Migrant self-selection – the question who migrates and who does not – is one of the most fundamental issues in the study of migration and often appears in the political discussion on skill-selective migration policies. But despite the vast evidence of the existence of migrant self-selection, its consequences are far from clear. Does it really matter who leaves a country? And if so, who is most affected? A new IZA Discussion Paper by Costanza Biavaschi and Benjamin Elsner answers these questions by estimating the impact of migrant self-selection on welfare in the sending and receiving countries. The authors compare GDP per capita under the observed migration pattern to a simulated scenario, in which the skills of the migrants resemble those of the home population, while the number of migrants remains constant.
Two episodes of mass migration to the US serve as examples: the migration from Norway in the 1880s and the migration from Mexico in the 2000s.
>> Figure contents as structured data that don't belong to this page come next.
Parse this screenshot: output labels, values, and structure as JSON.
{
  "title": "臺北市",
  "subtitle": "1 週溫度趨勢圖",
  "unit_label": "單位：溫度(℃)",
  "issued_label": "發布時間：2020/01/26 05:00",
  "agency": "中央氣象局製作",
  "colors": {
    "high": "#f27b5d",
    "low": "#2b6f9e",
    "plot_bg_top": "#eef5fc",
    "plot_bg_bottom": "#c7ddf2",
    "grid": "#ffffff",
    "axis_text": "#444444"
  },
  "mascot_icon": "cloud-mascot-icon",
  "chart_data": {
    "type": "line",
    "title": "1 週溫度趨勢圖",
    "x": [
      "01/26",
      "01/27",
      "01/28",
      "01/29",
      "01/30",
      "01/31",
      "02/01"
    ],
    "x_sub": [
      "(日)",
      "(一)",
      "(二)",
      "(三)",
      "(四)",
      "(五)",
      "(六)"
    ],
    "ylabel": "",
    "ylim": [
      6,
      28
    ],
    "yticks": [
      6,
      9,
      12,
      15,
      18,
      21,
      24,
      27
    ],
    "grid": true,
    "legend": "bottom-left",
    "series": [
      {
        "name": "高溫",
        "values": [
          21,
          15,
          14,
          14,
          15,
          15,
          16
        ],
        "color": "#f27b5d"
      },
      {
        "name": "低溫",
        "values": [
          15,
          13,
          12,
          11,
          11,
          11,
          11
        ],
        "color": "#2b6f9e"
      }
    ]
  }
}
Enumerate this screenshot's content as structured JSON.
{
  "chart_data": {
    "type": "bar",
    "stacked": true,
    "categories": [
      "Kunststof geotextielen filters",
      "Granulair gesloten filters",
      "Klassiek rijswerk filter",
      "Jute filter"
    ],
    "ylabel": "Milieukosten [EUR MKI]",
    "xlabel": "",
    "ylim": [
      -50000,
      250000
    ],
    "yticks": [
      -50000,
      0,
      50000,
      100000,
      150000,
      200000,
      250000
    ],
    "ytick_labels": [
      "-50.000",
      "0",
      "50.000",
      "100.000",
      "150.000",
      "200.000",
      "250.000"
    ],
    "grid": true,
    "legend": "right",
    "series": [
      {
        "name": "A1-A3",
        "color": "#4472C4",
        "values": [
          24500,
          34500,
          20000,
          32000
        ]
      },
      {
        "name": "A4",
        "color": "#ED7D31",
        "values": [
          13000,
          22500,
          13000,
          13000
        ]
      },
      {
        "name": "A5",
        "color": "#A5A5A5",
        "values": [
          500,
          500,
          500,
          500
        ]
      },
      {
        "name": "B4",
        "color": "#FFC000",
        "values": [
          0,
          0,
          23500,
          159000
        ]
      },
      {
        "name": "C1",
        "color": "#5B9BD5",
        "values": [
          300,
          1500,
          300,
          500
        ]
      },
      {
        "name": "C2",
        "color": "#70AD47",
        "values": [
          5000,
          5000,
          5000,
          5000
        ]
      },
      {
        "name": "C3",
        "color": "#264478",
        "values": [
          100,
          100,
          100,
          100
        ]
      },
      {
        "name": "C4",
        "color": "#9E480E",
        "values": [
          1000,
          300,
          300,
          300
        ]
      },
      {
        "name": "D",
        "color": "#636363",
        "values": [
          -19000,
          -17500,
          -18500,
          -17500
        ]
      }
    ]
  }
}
Norwegian emigrants were positively selected – they had higher skills than people who stayed in Norway – whereas Mexican emigrants were negatively selected. In both periods, the authors find virtually no aggregate effect in the US, while the effects are large in the sending countries: migrant selection decreases Norwegian GDP by 0.3%, and increases Mexican GDP by almost 1%. 1% may not seem like a large impact at first, but the authors show that it is as large as the difference in GDP per capita between zero migration and the current level of migration.
Yet, self-selection only matters if a number of conditions are met. The migration flow has to significantly change the population size, and the skills of migrants have to be sufficiently different from those of stayers. This was the case in Mexico, but not in Norway. In the US, the effect is zero due to the low transferability of migrant skills. Mexican immigrants are so heavily concentrated at the lower end of the US skill distribution that an improvement of their skills due to a more positive skill selection would not have any aggregate effect in the US.
Overall, the results suggest that it matters who migrates, but only for the sending countries, and only under certain conditions. Unless the level of immigration is much larger than it is today, migrant selection has no impact on GDP per capita in the receiving countries.